Ком земли задушил последний всплеск костра. Подошёл переводчик и сел рядом с Перкеном.

— Выбирайте место и день.

— Клятва?

— Клятва.

Зычным голосом он передал их разговор.

В тусклом свете холодного утра мои поднимались один за другим — обломки кораблекрушения; их масса всколыхнулась, словно брезент, и наконец распалась. Многие мочились, не сходя с места.

— Ты веришь в клятву, Перкен?

— Подожди. Надо сходить за патронами, которые остались в моей старой кобуре в первой повозке, под пиджаком… и моим кольтом…

— А где он?

— Не знаю… Между хижиной и этим местом…

По счастью, кольт упал на плешь без травы, и Клод сразу же нашёл его. Как только он подобрал револьвер — что свидетельствовало о наступлении мира, — из их хижины вышел одетый мужчина — Кса. Оба двинулись к повозкам; Кса достал кобуру и направился к Перкену.

— Грабо? — спросил тот.

Бой развёл руками.

— Теперь спать!

Старейшины расположились под своим гауром; раб принёс кувшин со спиртным. Перкен встал, опираясь на Клода, которого тревожил вид его осунувшегося, подёргивающегося, небритого лица: он нещадно кусал себе щёки, стараясь не выдать терзавшей его боли. Вождь протянул бамбук, Перкен наклонил было голову, но остановился. Все следили за ним.

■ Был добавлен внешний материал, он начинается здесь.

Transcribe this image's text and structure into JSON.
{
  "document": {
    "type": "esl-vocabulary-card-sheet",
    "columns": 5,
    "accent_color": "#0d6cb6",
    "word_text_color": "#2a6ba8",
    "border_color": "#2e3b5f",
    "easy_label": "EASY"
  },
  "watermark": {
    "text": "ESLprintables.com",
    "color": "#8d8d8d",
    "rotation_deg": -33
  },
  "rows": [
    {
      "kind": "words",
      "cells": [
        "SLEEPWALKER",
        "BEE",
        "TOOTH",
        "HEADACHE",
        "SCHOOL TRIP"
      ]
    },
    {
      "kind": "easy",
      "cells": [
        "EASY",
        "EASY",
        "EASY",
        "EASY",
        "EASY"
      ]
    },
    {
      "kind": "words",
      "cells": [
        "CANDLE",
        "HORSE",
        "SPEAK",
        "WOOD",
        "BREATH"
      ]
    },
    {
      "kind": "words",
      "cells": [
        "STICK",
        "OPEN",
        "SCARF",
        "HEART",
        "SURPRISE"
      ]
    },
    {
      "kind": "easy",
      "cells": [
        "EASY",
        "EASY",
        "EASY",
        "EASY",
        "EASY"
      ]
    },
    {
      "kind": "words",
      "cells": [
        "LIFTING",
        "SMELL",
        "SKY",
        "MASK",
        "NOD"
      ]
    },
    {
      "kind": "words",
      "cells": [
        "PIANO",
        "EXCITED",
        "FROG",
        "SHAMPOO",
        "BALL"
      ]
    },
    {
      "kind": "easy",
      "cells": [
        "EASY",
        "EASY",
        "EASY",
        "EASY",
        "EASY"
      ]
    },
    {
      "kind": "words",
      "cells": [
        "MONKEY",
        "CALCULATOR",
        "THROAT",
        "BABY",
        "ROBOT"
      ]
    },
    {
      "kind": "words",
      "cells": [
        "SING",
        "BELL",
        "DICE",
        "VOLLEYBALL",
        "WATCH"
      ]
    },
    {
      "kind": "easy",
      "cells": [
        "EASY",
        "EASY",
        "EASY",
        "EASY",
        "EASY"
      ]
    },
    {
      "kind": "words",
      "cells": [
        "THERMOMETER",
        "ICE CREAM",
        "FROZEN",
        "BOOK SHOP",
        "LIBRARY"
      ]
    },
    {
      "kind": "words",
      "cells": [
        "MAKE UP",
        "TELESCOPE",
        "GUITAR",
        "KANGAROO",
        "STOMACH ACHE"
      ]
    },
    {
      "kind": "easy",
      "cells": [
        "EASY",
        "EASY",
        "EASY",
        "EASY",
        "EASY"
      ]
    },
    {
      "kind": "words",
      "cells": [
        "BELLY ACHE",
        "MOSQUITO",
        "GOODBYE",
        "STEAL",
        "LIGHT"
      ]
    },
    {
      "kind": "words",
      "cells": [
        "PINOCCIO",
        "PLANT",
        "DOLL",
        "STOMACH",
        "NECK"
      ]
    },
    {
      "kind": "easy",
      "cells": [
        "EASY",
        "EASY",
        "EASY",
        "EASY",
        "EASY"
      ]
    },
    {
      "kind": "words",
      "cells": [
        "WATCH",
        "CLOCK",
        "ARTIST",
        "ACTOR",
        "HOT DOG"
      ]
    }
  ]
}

— Что с тобой? — спросил Клод.

— Подожди…

Отказаться от клятвы? Мои дожидались сигнала вождя. Перкен поднял левую руку, чтобы привлечь внимание. Затем достал из кобуры кольт и, сказав переводчику: «Глядите на гаура», прицелился. Но точка прицела дрожала из-за раны и лихорадки… Только бы из-за ночной росы не заело револьвер… Хотя он был смазан… При свете раннего утра все взоры устремились к черепу, отполированному солнцем и муравьями. Перкен выстрелил. Кровавое пятно распласталось между двумя рогами, расползаясь от центра к краям; красная струйка замерла в нерешительности, потом вдруг спустилась к носу, остановилась на краю и, наконец, стала падать, капля за каплей. Вождь с опаской протянул руку — красная капля, застыв, повисла наверху, потом упала ему на палец. Он тотчас слизнул её, сказал какую-то фразу, после чего все взоры обратились к земле; их снова охватило беспокойство.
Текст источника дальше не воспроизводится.